The Women's cross country team won four consecutive WCC championships in 2009–2012, and in 2011 made an NCAA Championship appearance. They maintained national rankings in both 2011–2012. Israeli Olympian Maor Tiyouri, who went on to run the marathon in the 2016 and 2020 Olympics, competed for the team.

===Men's tennis===
The men's tennis team, led by Harry Likas, Harry Roche and Arthur Larsen, won the 1949 NCAA Men's Tennis Championship. Likas also won the 1948 individual men's title.

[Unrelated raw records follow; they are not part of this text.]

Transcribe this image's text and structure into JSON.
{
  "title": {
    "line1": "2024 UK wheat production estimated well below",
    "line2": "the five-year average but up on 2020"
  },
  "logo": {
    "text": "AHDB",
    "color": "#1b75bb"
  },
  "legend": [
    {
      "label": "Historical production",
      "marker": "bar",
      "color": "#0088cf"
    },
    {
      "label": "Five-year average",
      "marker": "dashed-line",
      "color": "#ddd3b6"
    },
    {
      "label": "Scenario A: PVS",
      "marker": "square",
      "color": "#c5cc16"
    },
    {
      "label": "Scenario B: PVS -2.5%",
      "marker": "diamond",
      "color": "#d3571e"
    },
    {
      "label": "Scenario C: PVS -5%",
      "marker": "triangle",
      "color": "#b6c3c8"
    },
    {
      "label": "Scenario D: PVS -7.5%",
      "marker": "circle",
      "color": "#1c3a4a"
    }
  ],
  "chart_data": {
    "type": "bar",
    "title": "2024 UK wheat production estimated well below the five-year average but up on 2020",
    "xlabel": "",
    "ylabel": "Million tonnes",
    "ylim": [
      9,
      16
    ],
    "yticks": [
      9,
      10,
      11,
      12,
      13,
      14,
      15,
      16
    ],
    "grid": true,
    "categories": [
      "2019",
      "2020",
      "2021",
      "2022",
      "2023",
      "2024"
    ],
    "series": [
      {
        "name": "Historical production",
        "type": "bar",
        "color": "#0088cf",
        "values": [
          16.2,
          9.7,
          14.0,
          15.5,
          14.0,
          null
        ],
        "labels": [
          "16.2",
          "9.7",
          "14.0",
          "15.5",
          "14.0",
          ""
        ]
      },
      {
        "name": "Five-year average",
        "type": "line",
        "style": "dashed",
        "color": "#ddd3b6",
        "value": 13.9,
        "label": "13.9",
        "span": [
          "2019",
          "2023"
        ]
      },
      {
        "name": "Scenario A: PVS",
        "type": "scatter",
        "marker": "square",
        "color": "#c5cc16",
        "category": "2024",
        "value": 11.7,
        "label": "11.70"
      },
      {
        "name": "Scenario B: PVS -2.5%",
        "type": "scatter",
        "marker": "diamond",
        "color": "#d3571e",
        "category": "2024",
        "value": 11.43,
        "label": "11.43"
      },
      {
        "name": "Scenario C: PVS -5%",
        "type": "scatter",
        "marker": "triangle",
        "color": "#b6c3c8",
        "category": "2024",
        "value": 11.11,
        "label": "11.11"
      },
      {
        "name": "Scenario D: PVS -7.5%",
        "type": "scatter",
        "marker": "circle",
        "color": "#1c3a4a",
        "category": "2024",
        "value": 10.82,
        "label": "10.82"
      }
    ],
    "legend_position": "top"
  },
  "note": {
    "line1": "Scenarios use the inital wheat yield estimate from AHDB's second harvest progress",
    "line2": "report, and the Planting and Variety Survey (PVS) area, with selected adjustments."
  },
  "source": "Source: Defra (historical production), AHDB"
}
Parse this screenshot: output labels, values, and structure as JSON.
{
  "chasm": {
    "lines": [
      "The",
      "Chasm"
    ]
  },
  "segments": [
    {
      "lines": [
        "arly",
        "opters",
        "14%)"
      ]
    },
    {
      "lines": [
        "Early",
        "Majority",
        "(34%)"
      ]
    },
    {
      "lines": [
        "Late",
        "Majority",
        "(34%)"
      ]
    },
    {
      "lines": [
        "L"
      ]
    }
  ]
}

USF announced it would drop men's and women's tennis at the end of the 2023–24 school year.

San Francisco Dons tennis
| Men's NCAA Team Titles (1) | |
| Men's NCAA Individual Titles (1) | |

===Women's volleyball===
The women's volleyball team has made two NCAA tournament appearances: in 2003, under former coach Jeff Nelson, and in 2008 under current coach Gilad Doron. The 2008 season saw the Dons finish with a Top 25 national ranking, a 22–8 record, and five all-WCC players.

San Francisco Dons volleyball
| Women's NCAA Tournament appearances (2) | |

==Club teams==
USF participates in the following club sports: golf, fencing, boxing, rifle, tennis, karate, soccer and lacrosse. Rugby, which was one of the first varsity sports in school history, is currently a club sport. Football is played on the intramural level.

In 2013, USF hosted the inaugural championships of the United States Intercollegiate Boxing Association, the first national collegiate tournament in the US to include women's boxing.